The handshake in 3 messages

3 条消息完成握手

It looks complicated. It is not. It is three messages. 它看起来很复杂,其实不然,只需要三条消息。

Tab A                               Tab B
  │                                   │
  │ 1. "Here is my offer SDP +        │
  │    every ICE candidate I found"   │
  │ ───────────────────────────────────►
  │                                   │
  │ 2. "Here is my answer SDP +       │
  │    every ICE candidate I found"   │
  │ ◄───────────────────────────────────
  │                                   │
  │ 3. (Tab A confirms by setting     │
  │    Tab B's answer)                │
  │                                   │
  ════════ frames flow both ways ═════
  • SDP (“Session Description Protocol”): a multi-line text blob describing what codecs each side supports, what tracks it has, and where to send them. SDP(会话描述协议):一个多行文本块,描述了双方支持的编解码器、拥有的媒体轨道以及发送目标。
  • ICE (“Interactive Connectivity Establishment”): a list of network addresses (your LAN IP, your public IP, sometimes a TURN relay) the other peer can try. ICE(交互式连接建立):对方可以尝试连接的网络地址列表(你的局域网 IP、公网 IP,有时还包括 TURN 中继服务器)。

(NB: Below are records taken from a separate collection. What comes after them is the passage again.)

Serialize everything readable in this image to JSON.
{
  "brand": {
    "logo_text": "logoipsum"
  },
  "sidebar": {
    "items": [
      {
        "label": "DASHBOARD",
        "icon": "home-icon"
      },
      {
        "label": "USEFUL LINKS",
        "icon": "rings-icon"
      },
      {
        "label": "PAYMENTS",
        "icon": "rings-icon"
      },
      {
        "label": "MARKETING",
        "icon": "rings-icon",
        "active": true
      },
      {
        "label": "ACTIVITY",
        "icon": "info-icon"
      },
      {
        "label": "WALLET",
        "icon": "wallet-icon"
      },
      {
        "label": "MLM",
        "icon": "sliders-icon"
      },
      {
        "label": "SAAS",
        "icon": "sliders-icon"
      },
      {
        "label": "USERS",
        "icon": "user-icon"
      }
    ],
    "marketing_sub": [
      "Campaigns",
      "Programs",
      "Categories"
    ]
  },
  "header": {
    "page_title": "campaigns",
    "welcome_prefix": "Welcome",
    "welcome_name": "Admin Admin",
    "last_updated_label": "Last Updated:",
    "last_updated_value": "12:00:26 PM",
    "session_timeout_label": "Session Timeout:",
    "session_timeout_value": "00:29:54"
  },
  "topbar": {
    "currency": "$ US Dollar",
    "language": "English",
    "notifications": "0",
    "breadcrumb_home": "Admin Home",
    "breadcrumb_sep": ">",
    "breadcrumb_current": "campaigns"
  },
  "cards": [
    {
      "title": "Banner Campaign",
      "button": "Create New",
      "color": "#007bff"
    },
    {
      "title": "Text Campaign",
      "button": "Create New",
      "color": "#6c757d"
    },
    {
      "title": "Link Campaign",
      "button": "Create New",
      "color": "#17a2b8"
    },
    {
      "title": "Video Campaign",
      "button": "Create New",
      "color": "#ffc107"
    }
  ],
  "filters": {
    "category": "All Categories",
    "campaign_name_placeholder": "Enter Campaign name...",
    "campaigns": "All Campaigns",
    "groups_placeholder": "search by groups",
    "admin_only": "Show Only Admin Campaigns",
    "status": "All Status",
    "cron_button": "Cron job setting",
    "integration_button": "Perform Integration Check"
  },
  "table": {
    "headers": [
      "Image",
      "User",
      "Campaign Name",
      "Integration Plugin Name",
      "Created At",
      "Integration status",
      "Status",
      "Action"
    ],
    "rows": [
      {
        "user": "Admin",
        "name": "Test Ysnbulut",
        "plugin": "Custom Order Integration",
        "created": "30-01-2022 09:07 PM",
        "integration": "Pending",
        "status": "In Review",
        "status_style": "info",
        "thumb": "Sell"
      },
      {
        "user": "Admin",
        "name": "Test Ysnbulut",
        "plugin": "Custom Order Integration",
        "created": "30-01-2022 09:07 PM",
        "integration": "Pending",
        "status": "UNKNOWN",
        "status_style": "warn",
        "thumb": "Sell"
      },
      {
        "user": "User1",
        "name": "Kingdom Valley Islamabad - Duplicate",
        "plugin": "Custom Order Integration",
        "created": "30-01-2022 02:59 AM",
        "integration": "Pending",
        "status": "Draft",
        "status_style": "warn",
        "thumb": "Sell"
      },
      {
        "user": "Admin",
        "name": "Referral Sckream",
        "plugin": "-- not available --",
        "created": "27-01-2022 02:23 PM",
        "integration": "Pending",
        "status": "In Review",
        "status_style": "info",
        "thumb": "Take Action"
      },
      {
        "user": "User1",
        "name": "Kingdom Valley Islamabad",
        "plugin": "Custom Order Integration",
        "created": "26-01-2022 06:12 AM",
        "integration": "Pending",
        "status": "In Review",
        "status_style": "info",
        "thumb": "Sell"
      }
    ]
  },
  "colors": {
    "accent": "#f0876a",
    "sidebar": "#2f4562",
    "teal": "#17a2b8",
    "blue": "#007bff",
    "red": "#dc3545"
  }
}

Each side runs ICE gathering, mashes the candidates into the SDP, hands you one blob. The other side does the same. 每一端都会运行 ICE 收集过程,将候选地址合并到 SDP 中,生成一个数据块。另一端也执行同样的操作。

Build it: 8 step-by-step commits

构建过程:8 个循序渐进的提交

The repo is structured so each commit adds exactly one idea. Walk the history one commit at a time. 仓库的结构设计为每个提交只增加一个核心概念。你可以按顺序查看历史记录。

Step 1 — Next.js scaffold npx create-next-app@latest webrtc-from-zero --typescript --tailwind --app Default landing page. No WebRTC yet. 默认落地页,暂无 WebRTC。

Step 2 — Local webcam preview The simplest browser API in the world.

async function startCamera() {
  const stream = await navigator.mediaDevices.getUserMedia({ video: true, audio: true, });
  localVideo.current!.srcObject = stream;
}

Permission prompt fires the first time. srcObject = stream and the frames render in real time. No <source> tag, no MIME type, no nothing. 首次运行时会触发权限提示。通过 srcObject = stream,画面即可实时渲染。无需 <source> 标签,无需 MIME 类型,什么都不需要。

Step 3 — RTCPeerConnection + remote pane

const pc = new RTCPeerConnection({ 
  iceServers: [{ urls: "stun:stun.l.google.com:19302" }], 
});

pc.ontrack = (event) => {
  remoteVideo.current!.srcObject = event.streams[0];
};

stream.getTracks().forEach((t) => pc.addTrack(t, stream));

Three things happen here: 这里发生了三件事:

  1. new RTCPeerConnection(...) creates the peer-to-peer pipe. Each side has its own. new RTCPeerConnection(...) 创建了点对点管道,双方各有一个。
  2. pc.ontrack fires when the other side sends us frames. We grab the incoming MediaStream and feed it to a <video> exactly like we did for the local camera. 当对方发送帧时,pc.ontrack 会触发。我们获取传入的 MediaStream 并将其喂给 <video> 标签,就像处理本地摄像头一样。
  3. addTrack(track, stream) attaches each of our outgoing tracks to the pipe. They’ll be packaged into the SDP offer on the next step. addTrack(track, stream) 将我们的输出轨道附加到管道中。它们将在下一步被打包进 SDP offer 中。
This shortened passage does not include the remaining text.